Big data is a subject which continues to step into more and more categories as our ability to measure continues to improve. How big data can be used will be a continued subject that both academics and practitioners will continue to be thought about and experimented on. It will give rise to a new consumer culture and potentially to new ways of organizing people and infrastructure. Big Data is an excellent readable overview of how data has always been used to guide policy, how big data is being used today, what the value chain of the data industry looks like, what the risks are of big data and how big data can enhance the future. Its easy to read and illuminating.
I encountered two huge issues in the text. First, the authors repeatedly argue that it's OK if Big Data contains "messy" data, because they assert that when "n=all" then the statistical rules about sampling don't apply. This argument fails two ways: first, if n=all but if the data contains "messy" (erroneous) data points in critical places, then it will be misleading and perhaps even completely wrong. Second, when using past data where "n=all" to project future events, then it's no longer true that "n=all." Instead, we have data for "n=all(where(time=past))" and we're using that data to try to predict events in a completely separate data set ("time=future"), and it's entirely possible that there are critical differences demarcated by "time=now."
The second huge issue, for me, was the authors' focus on the concept that Big Data brings with it a huge risk that we will use data to predict future behavior -- and that we will then use those predictions to punish people for acts they have not committed (e.g., the "Minority Report" problem). They distort this argument in two ways: first, by assuming that society would actually do this, and second, by asserting that any action taken based on these predictions (such as increasing scrutiny or assigning social workers to visit at-risk juveniles) is "punishment."

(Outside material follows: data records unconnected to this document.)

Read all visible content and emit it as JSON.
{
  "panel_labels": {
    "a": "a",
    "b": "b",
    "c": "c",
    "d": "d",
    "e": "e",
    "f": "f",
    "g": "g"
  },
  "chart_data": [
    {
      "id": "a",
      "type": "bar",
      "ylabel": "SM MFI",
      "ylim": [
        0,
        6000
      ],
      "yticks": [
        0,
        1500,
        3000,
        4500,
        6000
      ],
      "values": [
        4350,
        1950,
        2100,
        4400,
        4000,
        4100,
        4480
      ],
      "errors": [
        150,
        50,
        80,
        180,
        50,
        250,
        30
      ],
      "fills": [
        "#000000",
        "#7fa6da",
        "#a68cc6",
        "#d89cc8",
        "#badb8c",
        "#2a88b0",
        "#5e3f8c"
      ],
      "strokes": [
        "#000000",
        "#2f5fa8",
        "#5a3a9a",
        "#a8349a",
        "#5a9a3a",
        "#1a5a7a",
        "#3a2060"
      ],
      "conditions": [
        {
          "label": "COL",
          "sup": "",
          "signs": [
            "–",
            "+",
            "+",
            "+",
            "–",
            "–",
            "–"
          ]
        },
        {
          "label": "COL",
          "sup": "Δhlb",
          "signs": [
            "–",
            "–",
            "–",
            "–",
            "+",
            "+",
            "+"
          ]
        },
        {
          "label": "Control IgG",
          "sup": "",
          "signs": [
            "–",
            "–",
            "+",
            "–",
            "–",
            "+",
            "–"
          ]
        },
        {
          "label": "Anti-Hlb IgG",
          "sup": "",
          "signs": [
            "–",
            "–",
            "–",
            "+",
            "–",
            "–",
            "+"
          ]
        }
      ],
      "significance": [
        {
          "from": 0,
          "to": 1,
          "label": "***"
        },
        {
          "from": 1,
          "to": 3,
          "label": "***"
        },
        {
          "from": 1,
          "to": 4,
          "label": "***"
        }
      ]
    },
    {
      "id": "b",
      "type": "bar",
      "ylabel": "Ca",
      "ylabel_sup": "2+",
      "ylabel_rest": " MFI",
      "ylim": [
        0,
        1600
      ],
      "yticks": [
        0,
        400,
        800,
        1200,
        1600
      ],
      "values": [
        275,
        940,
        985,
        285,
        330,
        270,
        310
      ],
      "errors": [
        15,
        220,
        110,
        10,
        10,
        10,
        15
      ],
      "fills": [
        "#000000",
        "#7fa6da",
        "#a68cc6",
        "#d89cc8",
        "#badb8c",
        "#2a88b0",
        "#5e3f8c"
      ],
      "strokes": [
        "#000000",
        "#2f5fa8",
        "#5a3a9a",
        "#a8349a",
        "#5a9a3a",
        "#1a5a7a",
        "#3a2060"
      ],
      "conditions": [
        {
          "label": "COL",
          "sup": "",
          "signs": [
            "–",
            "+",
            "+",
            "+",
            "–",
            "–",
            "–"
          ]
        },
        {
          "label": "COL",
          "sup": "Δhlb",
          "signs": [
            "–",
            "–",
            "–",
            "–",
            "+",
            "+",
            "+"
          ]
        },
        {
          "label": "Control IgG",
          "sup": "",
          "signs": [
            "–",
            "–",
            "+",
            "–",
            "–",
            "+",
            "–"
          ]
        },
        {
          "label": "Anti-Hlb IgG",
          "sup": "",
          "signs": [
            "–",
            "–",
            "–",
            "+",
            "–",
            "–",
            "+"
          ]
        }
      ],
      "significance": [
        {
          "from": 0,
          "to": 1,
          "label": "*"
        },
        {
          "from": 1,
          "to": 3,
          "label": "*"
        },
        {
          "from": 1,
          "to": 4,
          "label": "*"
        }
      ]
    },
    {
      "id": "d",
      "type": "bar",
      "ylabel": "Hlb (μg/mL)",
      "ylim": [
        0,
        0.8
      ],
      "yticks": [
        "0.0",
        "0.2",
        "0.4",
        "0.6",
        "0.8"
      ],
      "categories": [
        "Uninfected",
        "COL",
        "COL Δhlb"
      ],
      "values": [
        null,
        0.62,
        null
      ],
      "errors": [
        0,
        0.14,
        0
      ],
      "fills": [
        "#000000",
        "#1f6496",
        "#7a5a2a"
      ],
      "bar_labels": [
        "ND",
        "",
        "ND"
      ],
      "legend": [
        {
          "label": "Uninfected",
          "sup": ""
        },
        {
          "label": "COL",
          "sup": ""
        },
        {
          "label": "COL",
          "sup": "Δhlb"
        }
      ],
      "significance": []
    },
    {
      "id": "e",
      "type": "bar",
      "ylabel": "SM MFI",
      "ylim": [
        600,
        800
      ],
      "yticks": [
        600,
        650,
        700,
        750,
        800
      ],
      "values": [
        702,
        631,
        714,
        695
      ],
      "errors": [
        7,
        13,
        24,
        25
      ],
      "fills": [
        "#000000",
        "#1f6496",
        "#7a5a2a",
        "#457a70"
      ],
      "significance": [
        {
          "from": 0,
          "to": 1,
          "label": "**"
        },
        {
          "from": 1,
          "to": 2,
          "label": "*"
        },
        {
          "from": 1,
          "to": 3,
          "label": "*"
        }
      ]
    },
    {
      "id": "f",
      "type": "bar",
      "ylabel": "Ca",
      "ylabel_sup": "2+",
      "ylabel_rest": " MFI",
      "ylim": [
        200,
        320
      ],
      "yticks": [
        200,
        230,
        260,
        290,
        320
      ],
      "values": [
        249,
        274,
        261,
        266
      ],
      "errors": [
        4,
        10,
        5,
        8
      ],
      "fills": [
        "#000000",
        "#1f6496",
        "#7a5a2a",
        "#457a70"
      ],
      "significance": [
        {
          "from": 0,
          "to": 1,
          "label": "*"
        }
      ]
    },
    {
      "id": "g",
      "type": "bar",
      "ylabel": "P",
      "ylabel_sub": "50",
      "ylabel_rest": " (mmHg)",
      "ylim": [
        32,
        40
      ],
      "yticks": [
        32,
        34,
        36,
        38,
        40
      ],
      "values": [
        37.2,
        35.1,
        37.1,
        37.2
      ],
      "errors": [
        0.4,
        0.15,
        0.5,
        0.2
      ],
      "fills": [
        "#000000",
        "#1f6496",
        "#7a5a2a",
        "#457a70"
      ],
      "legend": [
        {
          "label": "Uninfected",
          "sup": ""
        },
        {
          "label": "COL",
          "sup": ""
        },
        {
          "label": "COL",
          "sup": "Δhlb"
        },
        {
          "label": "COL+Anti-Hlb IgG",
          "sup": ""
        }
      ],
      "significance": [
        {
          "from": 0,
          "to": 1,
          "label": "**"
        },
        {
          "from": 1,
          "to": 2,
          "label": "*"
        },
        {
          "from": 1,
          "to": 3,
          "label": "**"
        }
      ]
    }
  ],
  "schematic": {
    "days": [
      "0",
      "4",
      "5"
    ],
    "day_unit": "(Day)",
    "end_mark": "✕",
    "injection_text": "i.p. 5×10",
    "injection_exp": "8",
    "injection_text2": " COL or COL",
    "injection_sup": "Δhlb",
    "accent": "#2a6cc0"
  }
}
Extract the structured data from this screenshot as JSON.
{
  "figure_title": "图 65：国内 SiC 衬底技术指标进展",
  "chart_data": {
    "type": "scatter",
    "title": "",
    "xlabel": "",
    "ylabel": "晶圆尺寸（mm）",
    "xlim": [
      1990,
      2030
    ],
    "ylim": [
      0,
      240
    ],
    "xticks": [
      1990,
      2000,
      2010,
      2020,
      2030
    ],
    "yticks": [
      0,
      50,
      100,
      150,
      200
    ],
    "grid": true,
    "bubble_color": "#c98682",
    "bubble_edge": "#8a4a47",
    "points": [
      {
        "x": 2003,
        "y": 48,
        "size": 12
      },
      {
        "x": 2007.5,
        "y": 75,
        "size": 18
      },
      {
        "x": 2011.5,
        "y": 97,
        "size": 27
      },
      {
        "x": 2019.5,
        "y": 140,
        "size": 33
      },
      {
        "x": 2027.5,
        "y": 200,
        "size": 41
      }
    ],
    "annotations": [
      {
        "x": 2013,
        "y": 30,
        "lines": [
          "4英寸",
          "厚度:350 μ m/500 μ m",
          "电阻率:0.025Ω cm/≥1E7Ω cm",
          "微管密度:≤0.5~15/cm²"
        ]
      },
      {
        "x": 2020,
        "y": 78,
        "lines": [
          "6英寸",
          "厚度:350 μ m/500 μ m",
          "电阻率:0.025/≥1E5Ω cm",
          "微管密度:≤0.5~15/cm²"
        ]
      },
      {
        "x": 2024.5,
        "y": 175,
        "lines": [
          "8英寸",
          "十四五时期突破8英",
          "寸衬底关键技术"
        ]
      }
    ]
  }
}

I was also skeptical of the authors' general reverence of, and deference to, data scientists as professionals and experts. The author believe that it's plausible to expect a new profession of internal and external "algorithmists" to arise, to protect consumers' privacy interests and society's interests against the potential abuses by Big Data users.
The book also failed to provide real-world "how-to" examples, instead providing only "end result" examples and conclusions that often seem incomplete and sometimes implausible. Their many useful examples of useful information extracted from Big Data all doubtless represent the end-point of many, many explorations of Big Data; they probably also represent a subset of correlations derived, after many misleading correlations were removed.
Finally, note that the book's lengthy end notes, bibliography, and index represent a full one-third of the book's length.
There's a lot of useful information in this book, especially for someone just trying to learn about the concept of Big Data. But there's also a lot of hype, and a lot of repetition of ideas without meaningful factual support.